The ones who are engaged will continue learning, “but those aren’t the ones the policymakers need to worry about.” he says. “We need to imbue the others with a passion for education. We can do that by setting incentives: If you do really well your final year, you can make better grades and get into the university you want to get into. Maybe through that learning and trying hard, you actually start enjoying the subject instead of thinking, ‘I don’t really need to do this.’”
National K-12 Funding.
In the U.K., every school gets funding from the national government on a per-student basis, and if a student is from a disadvantaged background or has special educational needs, the school gets more money.
“There’s an incentive for schools to enroll students from different backgrounds,” Murphy says. “In the U.S., school funding relies on property taxes, which means you get a vicious circle: A school does well, people want their children to go to that school, house prices go up, the tax take increases, the school gets higher funding, the rich get richer.”
Phones in Classrooms
In another study, Murphy dug into the test scores of schools that had banned cellphones in classrooms and compared them to schools that had not. He found that students in no-phone classrooms did better on high-stakes tests, and the difference was the equivalent of an additional hour of teaching every week. That might not sound dramatic, but the real takeaway came when he looked more closely: Virtually all the students who drove that increased average were in the bottom half of their class.
“Mobile phones are very distracting.
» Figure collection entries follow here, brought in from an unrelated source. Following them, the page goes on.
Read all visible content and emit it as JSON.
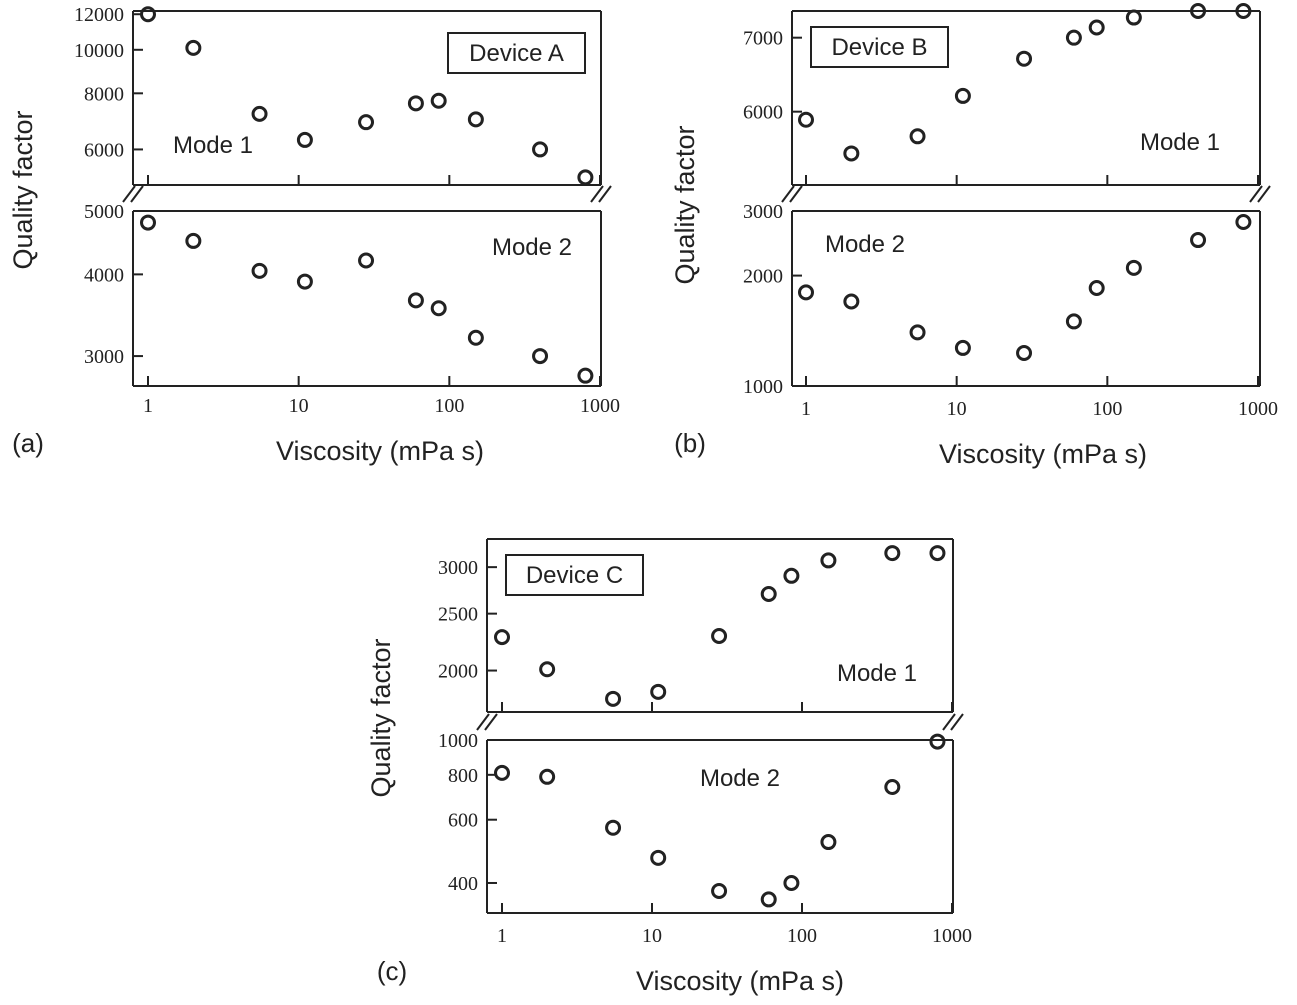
{
  "colors": {
    "ink": "#222222",
    "background": "#ffffff"
  },
  "chart_data": [
    {
      "type": "scatter",
      "panel_label": "(a)",
      "device_label": "Device A",
      "xlabel": "Viscosity (mPa s)",
      "ylabel": "Quality factor",
      "x_scale": "log",
      "xlim": [
        0.85,
        1000
      ],
      "x_ticks": [
        1,
        10,
        100,
        1000
      ],
      "x_tick_labels": [
        "1",
        "10",
        "100",
        "1000"
      ],
      "axis_break": true,
      "subplots": [
        {
          "mode_label": "Mode 1",
          "ylim": [
            5000,
            12200
          ],
          "y_scale": "log",
          "y_ticks": [
            6000,
            8000,
            10000,
            12000
          ],
          "y_tick_labels": [
            "6000",
            "8000",
            "10000",
            "12000"
          ],
          "x": [
            1,
            2,
            5.5,
            11,
            28,
            60,
            85,
            150,
            400,
            800
          ],
          "y": [
            12000,
            10100,
            7200,
            6300,
            6900,
            7600,
            7700,
            7000,
            6000,
            5200
          ]
        },
        {
          "mode_label": "Mode 2",
          "ylim": [
            2700,
            5000
          ],
          "y_scale": "log",
          "y_ticks": [
            3000,
            4000,
            5000
          ],
          "y_tick_labels": [
            "3000",
            "4000",
            "5000"
          ],
          "x": [
            1,
            2,
            5.5,
            11,
            28,
            60,
            85,
            150,
            400,
            800
          ],
          "y": [
            4800,
            4500,
            4050,
            3900,
            4200,
            3650,
            3550,
            3200,
            3000,
            2800
          ]
        }
      ]
    },
    {
      "type": "scatter",
      "panel_label": "(b)",
      "device_label": "Device B",
      "xlabel": "Viscosity (mPa s)",
      "ylabel": "Quality factor",
      "x_scale": "log",
      "xlim": [
        0.85,
        1000
      ],
      "x_ticks": [
        1,
        10,
        100,
        1000
      ],
      "x_tick_labels": [
        "1",
        "10",
        "100",
        "1000"
      ],
      "axis_break": true,
      "subplots": [
        {
          "mode_label": "Mode 1",
          "ylim": [
            5150,
            7400
          ],
          "y_scale": "log",
          "y_ticks": [
            6000,
            7000
          ],
          "y_tick_labels": [
            "6000",
            "7000"
          ],
          "x": [
            1,
            2,
            5.5,
            11,
            28,
            60,
            85,
            150,
            400,
            800
          ],
          "y": [
            5900,
            5500,
            5700,
            6200,
            6700,
            7000,
            7150,
            7300,
            7400,
            7400
          ]
        },
        {
          "mode_label": "Mode 2",
          "ylim": [
            1000,
            3000
          ],
          "y_scale": "log",
          "y_ticks": [
            1000,
            2000,
            3000
          ],
          "y_tick_labels": [
            "1000",
            "2000",
            "3000"
          ],
          "x": [
            1,
            2,
            5.5,
            11,
            28,
            60,
            85,
            150,
            400,
            800
          ],
          "y": [
            1800,
            1700,
            1400,
            1270,
            1230,
            1500,
            1850,
            2100,
            2500,
            2800
          ]
        }
      ]
    },
    {
      "type": "scatter",
      "panel_label": "(c)",
      "device_label": "Device C",
      "xlabel": "Viscosity (mPa s)",
      "ylabel": "Quality factor",
      "x_scale": "log",
      "xlim": [
        0.85,
        1000
      ],
      "x_ticks": [
        1,
        10,
        100,
        1000
      ],
      "x_tick_labels": [
        "1",
        "10",
        "100",
        "1000"
      ],
      "axis_break": true,
      "subplots": [
        {
          "mode_label": "Mode 1",
          "ylim": [
            1700,
            3350
          ],
          "y_scale": "log",
          "y_ticks": [
            2000,
            2500,
            3000
          ],
          "y_tick_labels": [
            "2000",
            "2500",
            "3000"
          ],
          "x": [
            1,
            2,
            5.5,
            11,
            28,
            60,
            85,
            150,
            400,
            800
          ],
          "y": [
            2280,
            2010,
            1790,
            1840,
            2290,
            2700,
            2900,
            3080,
            3170,
            3170
          ]
        },
        {
          "mode_label": "Mode 2",
          "ylim": [
            330,
            1000
          ],
          "y_scale": "log",
          "y_ticks": [
            400,
            600,
            800,
            1000
          ],
          "y_tick_labels": [
            "400",
            "600",
            "800",
            "1000"
          ],
          "x": [
            1,
            2,
            5.5,
            11,
            28,
            60,
            85,
            150,
            400,
            800
          ],
          "y": [
            810,
            790,
            570,
            470,
            380,
            360,
            400,
            520,
            740,
            990
          ]
        }
      ]
    }
  ]
}
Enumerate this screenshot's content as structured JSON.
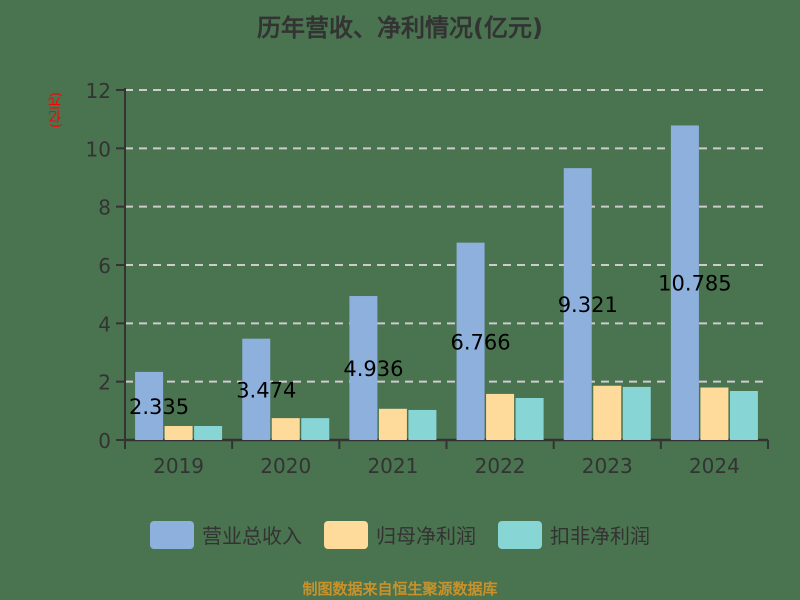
{
  "title": "历年营收、净利情况(亿元)",
  "y_unit_label": "(亿元)",
  "footer": "制图数据来自恒生聚源数据库",
  "legend": [
    {
      "label": "营业总收入",
      "color": "#8eb0dc"
    },
    {
      "label": "归母净利润",
      "color": "#fedb9a"
    },
    {
      "label": "扣非净利润",
      "color": "#88d5d6"
    }
  ],
  "chart_data": {
    "type": "bar",
    "title": "历年营收、净利情况(亿元)",
    "xlabel": "",
    "ylabel": "(亿元)",
    "ylim": [
      0,
      12
    ],
    "yticks": [
      0,
      2,
      4,
      6,
      8,
      10,
      12
    ],
    "grid": true,
    "legend_position": "bottom",
    "categories": [
      "2019",
      "2020",
      "2021",
      "2022",
      "2023",
      "2024"
    ],
    "series": [
      {
        "name": "营业总收入",
        "color": "#8eb0dc",
        "values": [
          2.335,
          3.474,
          4.936,
          6.766,
          9.321,
          10.785
        ],
        "labels": [
          "2.335",
          "3.474",
          "4.936",
          "6.766",
          "9.321",
          "10.785"
        ]
      },
      {
        "name": "归母净利润",
        "color": "#fedb9a",
        "values": [
          0.48,
          0.75,
          1.07,
          1.58,
          1.86,
          1.8
        ]
      },
      {
        "name": "扣非净利润",
        "color": "#88d5d6",
        "values": [
          0.48,
          0.75,
          1.03,
          1.44,
          1.82,
          1.68
        ]
      }
    ]
  }
}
Allowing mobile phones in the classroom increases the desire to procrastinate, makes procrastinating easier,” he says. The theory for explaining the differential is that kids in the top half are able to concentrate through classes anyway and are interested in the content, “and so they can have a mobile phone in their pocket going off, like mine is at the moment (he laughs), and ignore it, whereas kids who are finding the content more difficult and who aren’t engaged — a mobile phone in their pocket just exacerbates their struggles.”